TRIAP1, which is significantly overexpressed in a variety of cancer types (e.g., colon adenocarcinoma, diffuse large B-cell lymphoma, glioblastoma multiforme, rectum adenocarcinoma, testicular germ cell tumors, thymoma, uterine corpus endometrial carcinoma, cervical squamous cell carcinoma and endocervical adenocarcinoma, uterine carcinosarcoma) (32, 33) and revealed to be an unfavorable prognostic marker in melanoma, kidney cancer, penile carcinoma, and nasopharyngeal carcinoma (3133), is now being singled out for its role as a prosurvival factor involved in the p53-related stress response (3, 13, 26, 2933, 65, 66). Here, we report that the expression of TRIAP1 supports the in vitro proliferation and in vivo tumor growth of human colorectal HCT116 cancer cells. Previously, the relevance of TRIAP1 expression was also shown for the growth of nasopharyngeal carcinoma (NPC) tumors (31). However, contrary to Li et al. (31) who observed that TRIAP1 knockdown in NPC cells inhibited proliferation by enhancing mitochondrial fragmentation and apoptosis, our results did not reveal any noticeable impact of TRIAP1 depletion on cell death. We rather observed that TRIAP1 deficiency slowed down cell proliferation and that the proliferation-inhibitory effect was abrogated when cells were seeded at higher density, suggesting that at high density cells were able to cooperate for the production of growth-supportive factors. Discrepancies between the two studies are either explainable by differences in the knockout strategies (transient siRNA transfection vs. lentiviral shRNA transduction) or by the cell type-specific impact of TRIAP1 deficiency.

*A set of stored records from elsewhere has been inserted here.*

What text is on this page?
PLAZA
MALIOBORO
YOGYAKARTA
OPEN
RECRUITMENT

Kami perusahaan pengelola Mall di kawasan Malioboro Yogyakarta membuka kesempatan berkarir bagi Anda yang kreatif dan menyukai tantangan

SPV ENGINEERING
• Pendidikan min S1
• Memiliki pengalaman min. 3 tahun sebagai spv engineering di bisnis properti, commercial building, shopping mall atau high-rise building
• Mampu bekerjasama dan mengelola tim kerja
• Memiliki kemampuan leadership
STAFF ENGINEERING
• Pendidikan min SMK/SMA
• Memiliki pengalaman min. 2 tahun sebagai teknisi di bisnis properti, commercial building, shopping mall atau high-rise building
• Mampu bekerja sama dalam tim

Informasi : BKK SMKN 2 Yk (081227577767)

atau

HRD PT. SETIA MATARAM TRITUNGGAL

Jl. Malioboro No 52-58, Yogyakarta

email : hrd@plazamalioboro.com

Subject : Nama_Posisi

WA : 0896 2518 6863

Previously, in vitro experiments had revealed that similar to its yeast homolog Mdm35, TRIAP1 has the capacity for lipid-specific shuttling of PA and PS through the formation of distinct complexes, respectively, with PRELID1 (human homolog of Ups1) and PRELID3B (human homolog of Ups2) (18, 26, 28). Studying human HeLa cells, Potting et al. (26) reported that indeed TRIAP1 and PRELID1 form a functional complex in the mitochondrial IMS for the transfer of PA (precursor of cardiolipin, CL). However, they found that there were differences in the impact of PRELID1 and TRIAP1 knockdowns on CL levels, with TRIAP1 depletion being less severe. This last observation is in some ways reminiscent of the phenotype of the yeast Mdm35 deletion mutant. Indeed, observations made in yeast point toward an intricate cross talk between Mdm35/Ups1 and Mdm35/Ups2 functional complexes (15, 16, 67, 68). While individual deletion of Ups1 and Ups2 causes respectively the downregulation of CL and PE, the double-deletion Ups1 and Ups2 mutants exhibit a low level of PE but an almost restored level of CL (67, 68). A normal level of CL was also found as a characteristic of the Mdm35 deletion mutant in which both Mdm35/Ups1 and Mdm35/Ups2 functional complexes are inactivated (15, 16). Taken together, results obtained in both yeast and human indicate that the loss of Mdm35/TRIAP1 may activate alternative lipid transfer or mitochondrial CL synthesis pathways, which could play a compensatory role for the maintenance of CL levels in mitochondria (22, 26, 69, 70). Our results are in agreement with this possibility, since the knockdown of TRIAP1 in colorectal HCT116 cancer cells does not lower CL levels and has no significant impact on mitochondrial functions that could reflect a perturbation in CL production. In contrast, our data reveal rather an extramitochondrial impact of TRIAP1 depletion that is evidenced by changes in the levels of lipids the synthesis of which depends on endoplasmic reticulum homeostasis (54). Interestingly, Eiyama et al. (71) showed that in yeast, independent of perturbations in CL synthesis, deficiencies in Ups1-mediated mitochondrial transfer of PA triggers extramitochondrial stress signals that affect ER homeostasis, mTOR signaling pathway, and cell growth.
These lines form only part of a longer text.